La société idéale promue par le programme du mouvement La France insoumise et de son candidat, Jean-Luc Mélenchon, intitulé L’avenir en commun, par exemple, ressemble comme deux gouttes d’eau à la nôtre actuelle. Il s’agit toujours d’une société techno-industrielle — dans laquelle la consommation énergétique serait certes réduite, et basée sur un mix 100 % « renouvelables ». L’Avenir en commun vante les « avancées technologiques majeures dans le domaine des matériaux, dans l’imagerie médicale », « le développement des ordinateurs modernes, de nouveaux services tels que la téléphonie mobile, les prévisions météorologiques, le guidage par GPS, etc. », le développement d’outils « garantissant la souveraineté de la France face aux menaces venant de l’espace », « la coopération internationale pour les vols habités interplanétaires », la poursuite de « notre découverte de l’univers via les observatoires terrestres et spatiaux », l’objectif consistant à « pérenniser la présence humaine dans l’espace », le développement de « la filière spatiale et ses emplois pour relever les défis scientifiques et techniques de demain », des « villes intelligentes », et ainsi de suite.

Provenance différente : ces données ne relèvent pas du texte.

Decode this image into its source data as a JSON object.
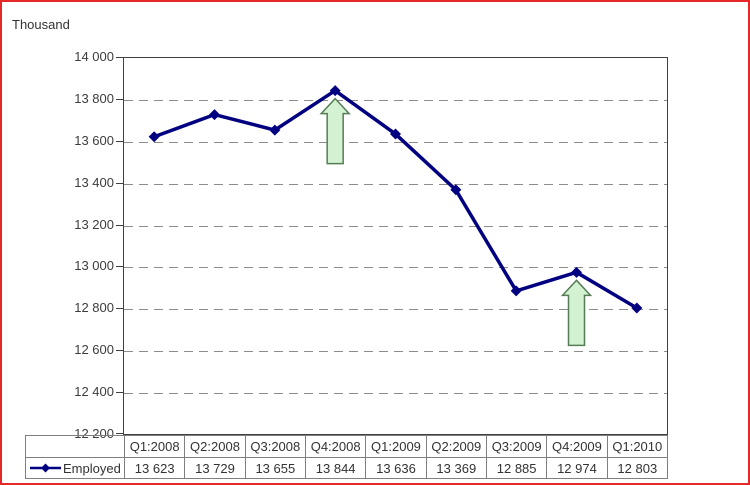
{
  "colors": {
    "series_line": "#000080",
    "grid": "#8c8c8c",
    "axis": "#404040",
    "arrow_fill": "#d2f2d2",
    "arrow_stroke": "#567d56",
    "frame_border": "#e52929",
    "table_border": "#7f7f7f",
    "text": "#333333"
  },
  "chart_data": {
    "type": "line",
    "unit_label": "Thousand",
    "categories": [
      "Q1:2008",
      "Q2:2008",
      "Q3:2008",
      "Q4:2008",
      "Q1:2009",
      "Q2:2009",
      "Q3:2009",
      "Q4:2009",
      "Q1:2010"
    ],
    "series": [
      {
        "name": "Employed",
        "values": [
          13623,
          13729,
          13655,
          13844,
          13636,
          13369,
          12885,
          12974,
          12803
        ],
        "color": "#000080",
        "marker": "diamond"
      }
    ],
    "ylim": [
      12200,
      14000
    ],
    "ytick_interval": 200,
    "ytick_labels": [
      "14 000",
      "13 800",
      "13 600",
      "13 400",
      "13 200",
      "13 000",
      "12 800",
      "12 600",
      "12 400",
      "12 200"
    ],
    "grid": "dashed-horizontal",
    "legend_position": "bottom-left-table",
    "annotations": [
      {
        "type": "up-arrow",
        "category": "Q4:2008"
      },
      {
        "type": "up-arrow",
        "category": "Q4:2009"
      }
    ]
  },
  "table": {
    "legend_label": "Employed",
    "headers": [
      "Q1:2008",
      "Q2:2008",
      "Q3:2008",
      "Q4:2008",
      "Q1:2009",
      "Q2:2009",
      "Q3:2009",
      "Q4:2009",
      "Q1:2010"
    ],
    "values": [
      "13 623",
      "13 729",
      "13 655",
      "13 844",
      "13 636",
      "13 369",
      "12 885",
      "12 974",
      "12 803"
    ]
  }
}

À l’instar d’un Noam Chomsky, la plupart, à gauche, estiment que « la technologie est neutre ». D’ailleurs, Chomsky encense la robotique et soutient qu’une « société libertaire voudrait utiliser les technologies les plus avancées qui soient et voudrait même continuellement faire progresser la technologie. Une technologie contemporaine comme, par exemple, la technologie informatique, elle peut être utilisée pour l’oppression, et elle peut être utilisée pour la libération ». Il affirme même que « la seule chose qui puisse éventuellement résoudre nos problèmes environnementaux, ce sont les hautes technologies[4] [les technologies de pointe] ».
Personne, au sein des tendances dominantes de la gauche, n’envisage la désindustrialisation, la sortie de la société industrielle technologique, son démantèlement au profit de petites sociétés à tailles humaines, aussi autosuffisantes et autonomes que possible, fondées sur des technologies douces, sur des basses technologies, comme horizon politique souhaitable. Un tel avenir est impensable, parfaitement indésirable. La chimère en laquelle on continue d’espérer, de croire, consiste toujours à communaliser, collectiviser, nationaliser, démocratiser ou étatiser les machines, les hautes technologies et les industries développées par le capitalisme. Le mouvement écologiste lui-même, devenu mouvement pour le climat, ou mouvement climat, ne vise plus qu’à perpétuer la civilisation techno-industrielle capitaliste en la verdissant, au moyen de hautes technologies supposément (faussement) vertes, comprenant celles visant à produire de l’énergie supposément (faussement) propre ou renouvelable.